Blackfriars Restaurant dates back to 1239 when it served as a refectory for the Dominican Friars. Today it offers gutsy, traditional British cooking at its best, which has earned it the Taste of England Gold accolade in the North East England Tourism Awards.
Blackfriars offers a great-value three-course lunch for £18 (or add a glass of fizz for £21) from Monday to Saturday (except in December), and a special early-dinner menu, as well as an impressive à la carte menu. The Sunday roasts have earned the proud owners a nod from readers of The Independent, who voted Blackfriars’ Sunday lunch as the best in Newcastle.
The team of chefs, headed by Chris Wardale, focuses on seasonal produce, sourced straight from local farms and markets, serving up a real taste of the North East.

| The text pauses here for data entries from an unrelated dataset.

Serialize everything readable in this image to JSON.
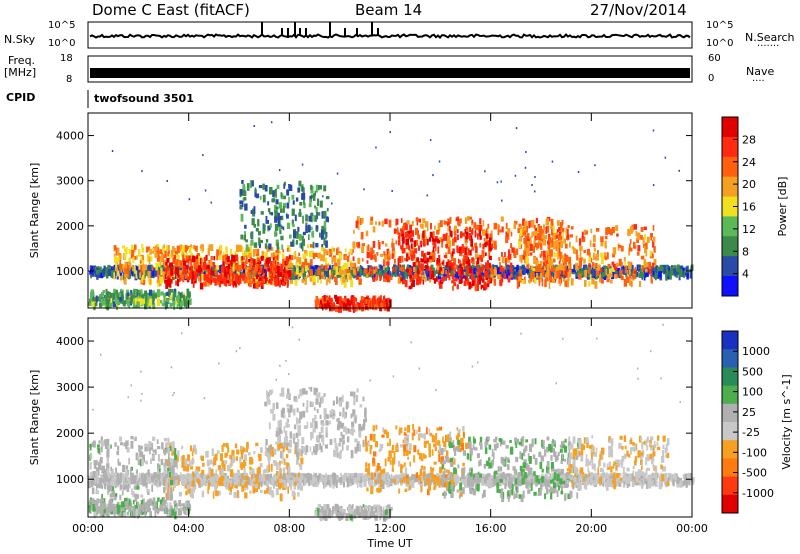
{
  "header": {
    "station": "Dome C East (fitACF)",
    "beam": "Beam 14",
    "date": "27/Nov/2014"
  },
  "strip_labels": {
    "nsky": "N.Sky",
    "nsky_top": "10^5",
    "nsky_bottom": "10^0",
    "nsearch": "N.Search",
    "nsearch_dots": "·······",
    "nsearch_top": "10^5",
    "nsearch_bottom": "10^0",
    "freq": "Freq.",
    "freq_unit": "[MHz]",
    "freq_top": "18",
    "freq_bottom": "8",
    "nave": "Nave",
    "nave_dots": "····",
    "nave_top": "60",
    "nave_bottom": "0",
    "cpid": "CPID",
    "cpid_value": "twofsound 3501"
  },
  "colors": {
    "power_scale": [
      "#1010ff",
      "#2a4aa8",
      "#3b8a4a",
      "#5db85a",
      "#f0e020",
      "#f5a020",
      "#ff6010",
      "#ff2a10",
      "#e00000"
    ],
    "velocity_scale": [
      "#1a30c0",
      "#2a60b0",
      "#2a8a5a",
      "#4cae4c",
      "#b0b0b0",
      "#c8c8c8",
      "#f5a020",
      "#ff7a10",
      "#ff3a10",
      "#e00000"
    ]
  },
  "chart_data": [
    {
      "type": "heatmap",
      "title": "",
      "xlabel": "",
      "ylabel": "Slant Range [km]",
      "x_ticks": [
        "00:00",
        "04:00",
        "08:00",
        "12:00",
        "16:00",
        "20:00",
        "00:00"
      ],
      "y_ticks": [
        "1000",
        "2000",
        "3000",
        "4000"
      ],
      "ylim": [
        180,
        4500
      ],
      "colorbar": {
        "label": "Power [dB]",
        "ticks": [
          "4",
          "8",
          "12",
          "16",
          "20",
          "24",
          "28"
        ],
        "range": [
          0,
          30
        ]
      },
      "bands": [
        {
          "t0": 0.0,
          "t1": 24.0,
          "range_center": 1050,
          "range_width": 120,
          "value": 6
        },
        {
          "t0": 1.0,
          "t1": 10.5,
          "range_center": 1200,
          "range_width": 500,
          "value": 18
        },
        {
          "t0": 3.0,
          "t1": 8.0,
          "range_center": 1050,
          "range_width": 400,
          "value": 26
        },
        {
          "t0": 6.0,
          "t1": 9.5,
          "range_center": 2300,
          "range_width": 900,
          "value": 8
        },
        {
          "t0": 10.5,
          "t1": 19.0,
          "range_center": 1500,
          "range_width": 900,
          "value": 22
        },
        {
          "t0": 12.3,
          "t1": 16.0,
          "range_center": 1300,
          "range_width": 800,
          "value": 27
        },
        {
          "t0": 17.0,
          "t1": 22.5,
          "range_center": 1400,
          "range_width": 800,
          "value": 20
        },
        {
          "t0": 0.0,
          "t1": 4.0,
          "range_center": 450,
          "range_width": 200,
          "value": 10
        },
        {
          "t0": 9.0,
          "t1": 12.0,
          "range_center": 350,
          "range_width": 150,
          "value": 25
        }
      ]
    },
    {
      "type": "heatmap",
      "title": "",
      "xlabel": "Time UT",
      "ylabel": "Slant Range [km]",
      "x_ticks": [
        "00:00",
        "04:00",
        "08:00",
        "12:00",
        "16:00",
        "20:00",
        "00:00"
      ],
      "y_ticks": [
        "1000",
        "2000",
        "3000",
        "4000"
      ],
      "ylim": [
        180,
        4500
      ],
      "colorbar": {
        "label": "Velocity [m s^-1]",
        "ticks": [
          "1000",
          "500",
          "100",
          "25",
          "-25",
          "-100",
          "-500",
          "-1000"
        ],
        "range": [
          1000,
          -1000
        ]
      },
      "bands": [
        {
          "t0": 0.0,
          "t1": 24.0,
          "range_center": 1050,
          "range_width": 120,
          "value": 0
        },
        {
          "t0": 3.0,
          "t1": 8.5,
          "range_center": 1250,
          "range_width": 700,
          "value": -200
        },
        {
          "t0": 0.0,
          "t1": 3.5,
          "range_center": 1300,
          "range_width": 800,
          "value": 80
        },
        {
          "t0": 7.0,
          "t1": 11.0,
          "range_center": 2300,
          "range_width": 900,
          "value": 10
        },
        {
          "t0": 11.0,
          "t1": 15.0,
          "range_center": 1500,
          "range_width": 900,
          "value": -300
        },
        {
          "t0": 14.0,
          "t1": 19.5,
          "range_center": 1300,
          "range_width": 800,
          "value": 150
        },
        {
          "t0": 19.0,
          "t1": 23.0,
          "range_center": 1400,
          "range_width": 700,
          "value": -150
        },
        {
          "t0": 0.0,
          "t1": 4.0,
          "range_center": 450,
          "range_width": 200,
          "value": 120
        },
        {
          "t0": 9.0,
          "t1": 12.0,
          "range_center": 350,
          "range_width": 150,
          "value": 60
        }
      ]
    }
  ],
  "xlabel_bottom": "Time UT"
}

Guests can also enjoy a drink in the Parlour Bar before their meal where classic northern cocktails are served such as the Newcastle Classic (Newcastle Gin, Franklins Tonic, fresh lemon & lime) or a historic themed drinks like the Friar Tuck (Honey Mead, Lemon Tonic, squeeze lemon juice).

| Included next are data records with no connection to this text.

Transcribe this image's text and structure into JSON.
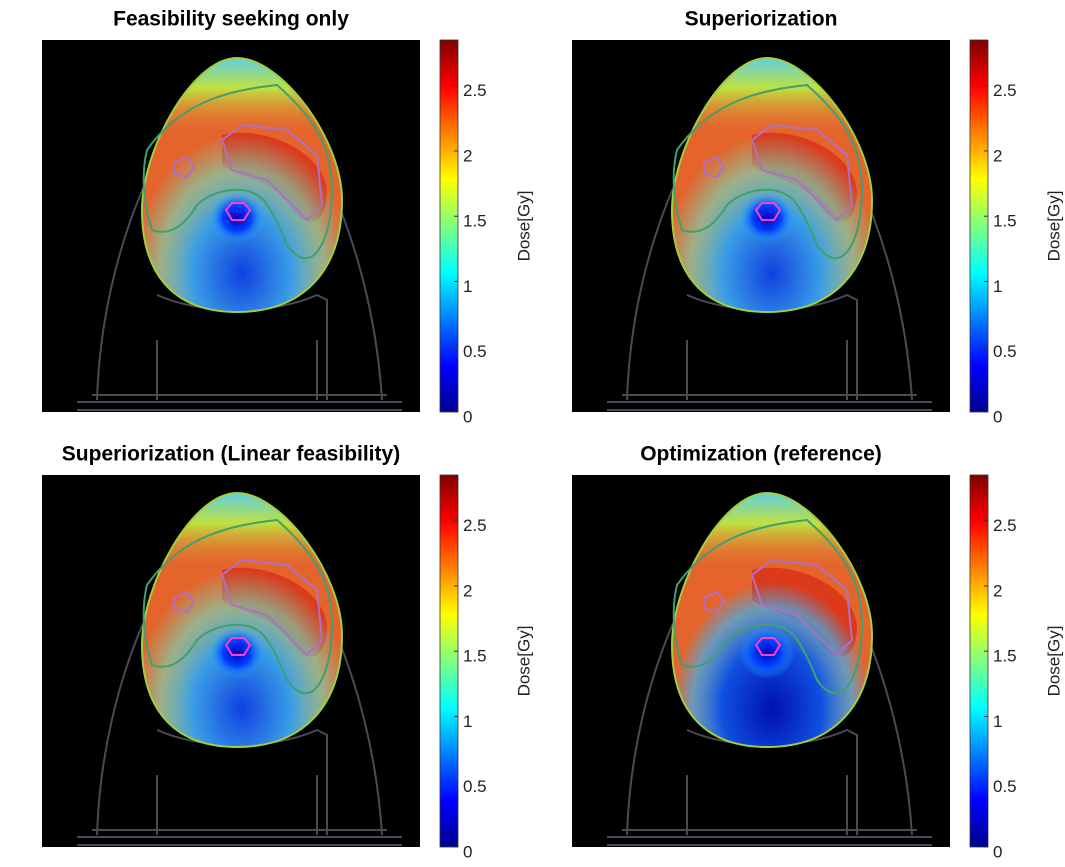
{
  "chart_data": [
    {
      "type": "image",
      "title": "Feasibility seeking only",
      "colorbar_label": "Dose[Gy]",
      "colormap": "jet",
      "clim": [
        0,
        2.85
      ],
      "cticks": [
        0,
        0.5,
        1,
        1.5,
        2,
        2.5
      ]
    },
    {
      "type": "image",
      "title": "Superiorization",
      "colorbar_label": "Dose[Gy]",
      "colormap": "jet",
      "clim": [
        0,
        2.85
      ],
      "cticks": [
        0,
        0.5,
        1,
        1.5,
        2,
        2.5
      ]
    },
    {
      "type": "image",
      "title": "Superiorization (Linear feasibility)",
      "colorbar_label": "Dose[Gy]",
      "colormap": "jet",
      "clim": [
        0,
        2.85
      ],
      "cticks": [
        0,
        0.5,
        1,
        1.5,
        2,
        2.5
      ]
    },
    {
      "type": "image",
      "title": "Optimization (reference)",
      "colorbar_label": "Dose[Gy]",
      "colormap": "jet",
      "clim": [
        0,
        2.85
      ],
      "cticks": [
        0,
        0.5,
        1,
        1.5,
        2,
        2.5
      ]
    }
  ]
}
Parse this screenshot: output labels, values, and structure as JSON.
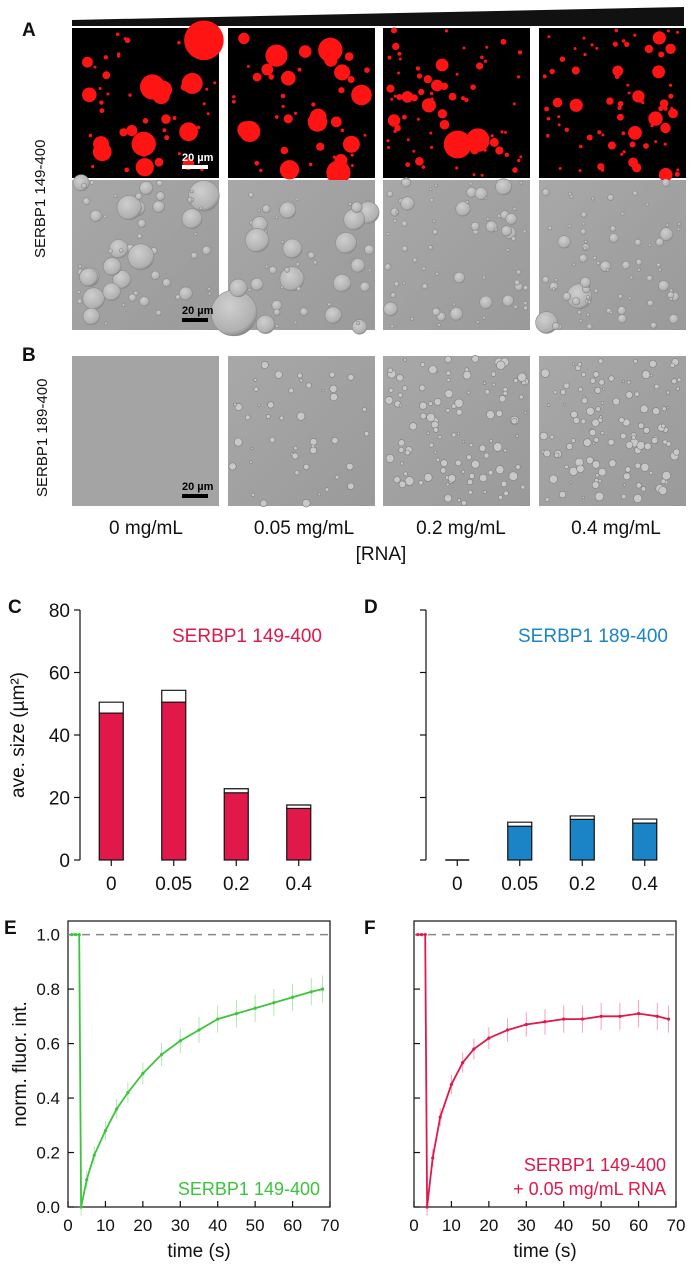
{
  "panel_labels": {
    "a": "A",
    "b": "B",
    "c": "C",
    "d": "D",
    "e": "E",
    "f": "F"
  },
  "row_labels": {
    "a": "SERBP1 149-400",
    "b": "SERBP1 189-400"
  },
  "scale_bar": "20 µm",
  "concentrations": [
    "0 mg/mL",
    "0.05 mg/mL",
    "0.2 mg/mL",
    "0.4 mg/mL"
  ],
  "conc_axis_label": "[RNA]",
  "colors": {
    "red": "#e0194a",
    "blue": "#1b84c6",
    "green": "#3cc43c",
    "fluor": "#ff1111"
  },
  "chart_data": [
    {
      "type": "bar",
      "panel": "C",
      "annotation": "SERBP1 149-400",
      "categories": [
        "0",
        "0.05",
        "0.2",
        "0.4"
      ],
      "values": [
        47,
        50.5,
        21.5,
        16.5
      ],
      "errors": [
        3.5,
        3.8,
        1.3,
        1.1
      ],
      "xlabel": "[RNA] (mg/mL)",
      "ylabel": "ave. size (µm²)",
      "ylim": [
        0,
        80
      ],
      "yticks": [
        0,
        20,
        40,
        60,
        80
      ]
    },
    {
      "type": "bar",
      "panel": "D",
      "annotation": "SERBP1 189-400",
      "categories": [
        "0",
        "0.05",
        "0.2",
        "0.4"
      ],
      "values": [
        0,
        10.8,
        13,
        11.8
      ],
      "errors": [
        0,
        1.3,
        1.1,
        1.3
      ],
      "xlabel": "[RNA] (mg/mL)",
      "ylabel": "",
      "ylim": [
        0,
        80
      ],
      "yticks": [
        0,
        20,
        40,
        60,
        80
      ]
    },
    {
      "type": "line",
      "panel": "E",
      "annotation": [
        "SERBP1 149-400"
      ],
      "xlabel": "time (s)",
      "ylabel": "norm. fluor. int.",
      "xlim": [
        0,
        70
      ],
      "ylim": [
        0,
        1.05
      ],
      "xticks": [
        0,
        10,
        20,
        30,
        40,
        50,
        60,
        70
      ],
      "yticks": [
        0,
        0.2,
        0.4,
        0.6,
        0.8,
        1.0
      ],
      "reference_line": 1.0,
      "x": [
        1,
        2,
        3,
        3.5,
        5,
        7,
        10,
        13,
        16,
        20,
        25,
        30,
        35,
        40,
        45,
        50,
        55,
        60,
        65,
        68
      ],
      "y": [
        1.0,
        1.0,
        1.0,
        0.0,
        0.1,
        0.19,
        0.28,
        0.36,
        0.42,
        0.49,
        0.56,
        0.61,
        0.65,
        0.69,
        0.71,
        0.73,
        0.75,
        0.77,
        0.79,
        0.8
      ]
    },
    {
      "type": "line",
      "panel": "F",
      "annotation": [
        "SERBP1 149-400",
        "+ 0.05 mg/mL RNA"
      ],
      "xlabel": "time (s)",
      "ylabel": "",
      "xlim": [
        0,
        70
      ],
      "ylim": [
        0,
        1.05
      ],
      "xticks": [
        0,
        10,
        20,
        30,
        40,
        50,
        60,
        70
      ],
      "yticks": [
        0,
        0.2,
        0.4,
        0.6,
        0.8,
        1.0
      ],
      "reference_line": 1.0,
      "x": [
        1,
        2,
        3,
        3.5,
        5,
        7,
        10,
        13,
        16,
        20,
        25,
        30,
        35,
        40,
        45,
        50,
        55,
        60,
        65,
        68
      ],
      "y": [
        1.0,
        1.0,
        1.0,
        0.0,
        0.18,
        0.33,
        0.45,
        0.53,
        0.58,
        0.62,
        0.65,
        0.67,
        0.68,
        0.69,
        0.69,
        0.7,
        0.7,
        0.71,
        0.7,
        0.69
      ]
    }
  ]
}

As well as the menu, Blackfriars will be holding a number of events within its Cookery School and Tasting Room including Whey Ale Man – local beer tasting on Monday 2 July; Geordie Scran cookery class on Wednesday 4 July (£26) and Geordie Classic Cookery day on Saturday 11 August (£99 including lunch).
Blackfriars’ sister restaurants, Dobson & Parnell on Newcastle quayside and Hinnies in Whitley Bay will also be serving a Great North Exhibition of the North inspired menus.